The Right & Wrong of Ages Past
The proper standards by which to judge people are the best standards that were available to them at the time.
Origin
This framework draws on philosopher Miranda Fricker’s articulation of “moral standardism,” introduced in a BBC Magazine article, and was adapted by Pranay Kotasthane in an essay for Pragati on how to judge historical figures.
What it says
When we judge historical figures, three positions are available:
- Moral relativism: Values evolve across time and place, so judging the past by modern standards is unfair.
- Moral absolutism: Universal standards of right and wrong apply regardless of era or circumstance.
- Moral standardism: The proper standard is the best that was available to the person at the time.
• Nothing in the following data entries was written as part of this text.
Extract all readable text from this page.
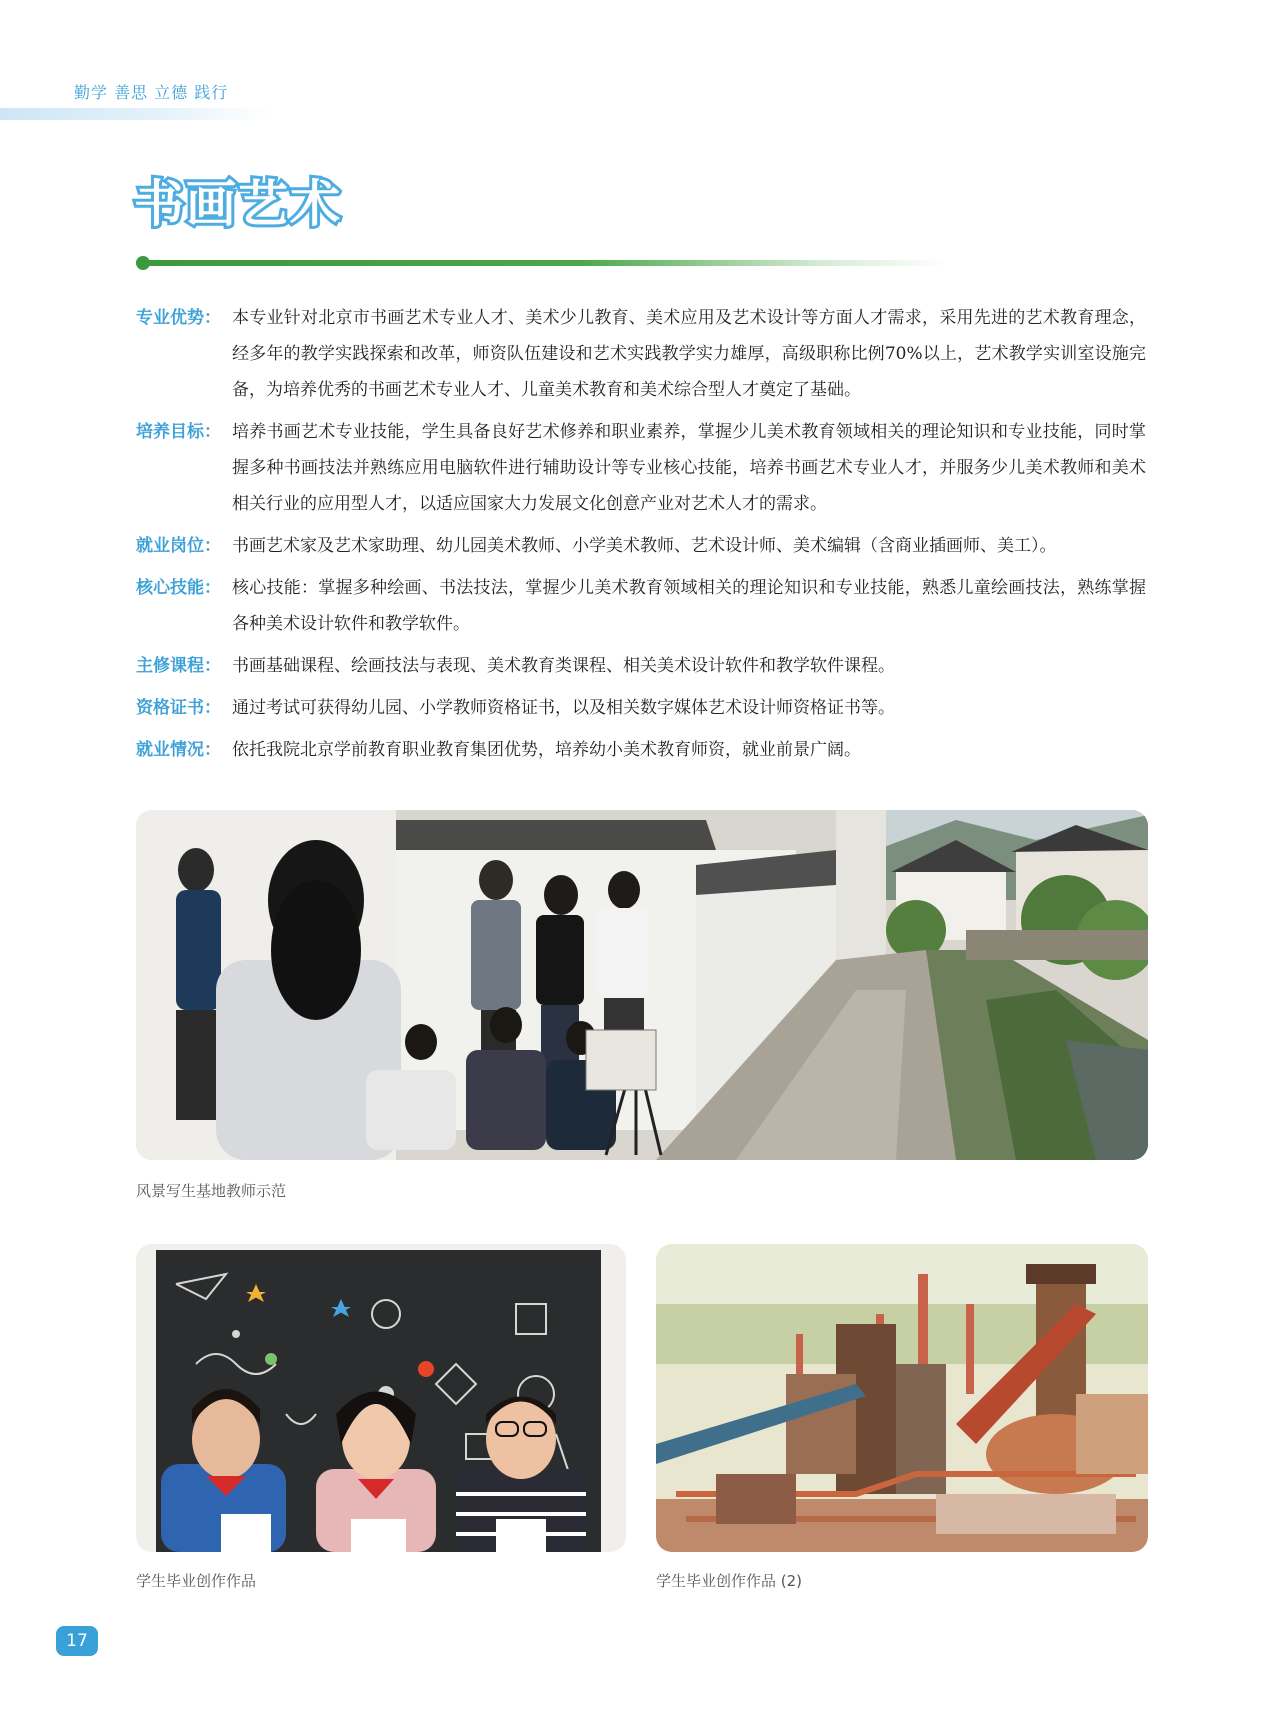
勤学 善思 立德 践行
书画艺术
专业优势： 本专业针对北京市书画艺术专业人才、美术少儿教育、美术应用及艺术设计等方面人才需求，采用先进的艺术教育理念，经多年的教学实践探索和改革，师资队伍建设和艺术实践教学实力雄厚，高级职称比例70%以上，艺术教学实训室设施完备，为培养优秀的书画艺术专业人才、儿童美术教育和美术综合型人才奠定了基础。
培养目标： 培养书画艺术专业技能，学生具备良好艺术修养和职业素养，掌握少儿美术教育领域相关的理论知识和专业技能，同时掌握多种书画技法并熟练应用电脑软件进行辅助设计等专业核心技能，培养书画艺术专业人才，并服务少儿美术教师和美术相关行业的应用型人才，以适应国家大力发展文化创意产业对艺术人才的需求。
就业岗位： 书画艺术家及艺术家助理、幼儿园美术教师、小学美术教师、艺术设计师、美术编辑（含商业插画师、美工）。
核心技能： 核心技能：掌握多种绘画、书法技法，掌握少儿美术教育领域相关的理论知识和专业技能，熟悉儿童绘画技法，熟练掌握各种美术设计软件和教学软件。
主修课程： 书画基础课程、绘画技法与表现、美术教育类课程、相关美术设计软件和教学软件课程。
资格证书： 通过考试可获得幼儿园、小学教师资格证书，以及相关数字媒体艺术设计师资格证书等。
就业情况： 依托我院北京学前教育职业教育集团优势，培养幼小美术教育师资，就业前景广阔。
风景写生基地教师示范
学生毕业创作作品	学生毕业创作作品 (2)
17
The standardist position asks not whether a historical figure was perfect by today’s lights, but whether they could have known and done better given the standards of their era. This shifts debate away from listing good deeds to counter bad ones — all historical figures are layered — and toward a narrower, more answerable question.
Applied
- When assessing calls to remove statues or rename institutions.
- When designing history curricula that neither sanitise the past nor anachronistically condemn it.
- When evaluating political legacies in contemporary debates.
When it falls short
“What was knowable at the time” is itself contested, and the framework does not resolve who decides. It can also become an excuse for minimising grave harm: “everyone did it then” is not a moral absolution. Finally, it is silent on the politics of commemoration, which is often less about history than about present-day identity.